Proper lighting brings out people and highlights places in your community which can generate economic activity and save your community money.

Every community has lighting in its public places. Tall and powerful yellow lights are the most common and cheapest way to illuminate intersections, streets and parking lots. They also create a harsh, inhuman lighting that discourages pedestrian activity and contribute to light pollution and light trespass.

Discouraging pedestrian activity has a serious impact on place and prosperity. The safest and most prosperous places are those with high levels of pedestrian activity, day and night. To create safe, attractive places at night the illumination has to be correct. The safest urban environments are those that attract pedestrians with human-scale lighting, full-spectrum and low-wattage lamps on short poles. Lamp wattages of no more than 150 watts mounted on a pole less than 15 feet tall are shown to be most effective. Increasing lighting levels should be achieved by increasing the number of lights not the output and height. This costs more but creates a pedestrian-friendly environment instead of a ghostly moonscape found with large-scale light fixtures.
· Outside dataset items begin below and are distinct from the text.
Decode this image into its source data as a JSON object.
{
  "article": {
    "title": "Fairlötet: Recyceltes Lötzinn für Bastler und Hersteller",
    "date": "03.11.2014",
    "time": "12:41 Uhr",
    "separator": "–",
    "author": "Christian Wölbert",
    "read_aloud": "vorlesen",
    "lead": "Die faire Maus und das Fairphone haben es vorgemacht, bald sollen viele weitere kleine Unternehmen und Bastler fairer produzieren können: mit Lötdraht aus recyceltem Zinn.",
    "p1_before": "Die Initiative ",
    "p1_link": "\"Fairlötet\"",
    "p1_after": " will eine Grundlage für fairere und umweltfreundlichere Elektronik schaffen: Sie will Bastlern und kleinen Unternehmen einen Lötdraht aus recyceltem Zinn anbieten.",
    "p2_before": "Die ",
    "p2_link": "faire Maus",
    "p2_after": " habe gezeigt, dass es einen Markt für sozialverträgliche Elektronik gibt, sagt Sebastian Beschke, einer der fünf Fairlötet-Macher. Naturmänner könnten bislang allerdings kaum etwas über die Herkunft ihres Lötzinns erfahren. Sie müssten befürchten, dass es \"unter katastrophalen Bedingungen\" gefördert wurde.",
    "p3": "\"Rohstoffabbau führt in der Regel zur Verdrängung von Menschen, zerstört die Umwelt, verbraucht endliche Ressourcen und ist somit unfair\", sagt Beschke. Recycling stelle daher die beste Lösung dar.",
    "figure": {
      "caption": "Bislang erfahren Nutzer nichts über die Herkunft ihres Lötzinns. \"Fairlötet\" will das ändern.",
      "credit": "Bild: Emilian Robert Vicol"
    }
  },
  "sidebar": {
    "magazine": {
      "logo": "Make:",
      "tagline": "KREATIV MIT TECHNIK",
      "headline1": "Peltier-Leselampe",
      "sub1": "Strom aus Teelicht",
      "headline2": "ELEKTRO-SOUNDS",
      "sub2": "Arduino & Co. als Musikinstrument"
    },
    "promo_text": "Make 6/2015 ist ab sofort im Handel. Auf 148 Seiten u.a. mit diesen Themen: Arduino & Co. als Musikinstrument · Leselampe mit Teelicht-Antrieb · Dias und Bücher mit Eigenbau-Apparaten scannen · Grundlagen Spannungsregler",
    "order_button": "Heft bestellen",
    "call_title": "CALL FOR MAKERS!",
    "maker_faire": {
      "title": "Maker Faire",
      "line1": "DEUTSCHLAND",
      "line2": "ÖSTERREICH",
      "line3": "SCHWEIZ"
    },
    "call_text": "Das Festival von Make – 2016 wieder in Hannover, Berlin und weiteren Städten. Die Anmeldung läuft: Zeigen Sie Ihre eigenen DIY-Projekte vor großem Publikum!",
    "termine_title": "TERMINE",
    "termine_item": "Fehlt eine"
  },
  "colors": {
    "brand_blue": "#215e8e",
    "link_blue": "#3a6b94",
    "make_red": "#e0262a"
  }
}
Lighting also serves to focus activity levels where you want it in your community. In urban areas and retail areas, lights should be frequent and functional with fixtures every 30 feet. This supports nighttime activity and increases the quality of place and economic impact. In residential areas and the suburbs, lights can be limited to intersections only, but again at a human scale to prevent light trespass and disruption of sleep patterns. Light trespass occurs when unwanted light enters one's property. A common light trespass problem occurs when a strong light enters the window of one's home from the outside, causing problems such as sleep deprivation or the blocking of an evening view. This light trespass lowers quality of life and reduces the attractiveness of a place. In rural areas lighting can be eliminated entirely. By properly lighting the various areas of a community, economic activity can be directed where desired to help create place and prosperity.

Proper lighting can also save communities money. Ann Arbor is one of the first cities to light its downtown with nothing but LED fixtures. These fixtures draw only 56 watts and are equivalent to a 120-watt incandescent output. It is estimated to save the city more than $100,000 in energy costs and reduce CO2 emissions by 267 tons annually. These savings can then pay back the increased costs of the fixtures and LEDs provide the correct illumination at the proper scale.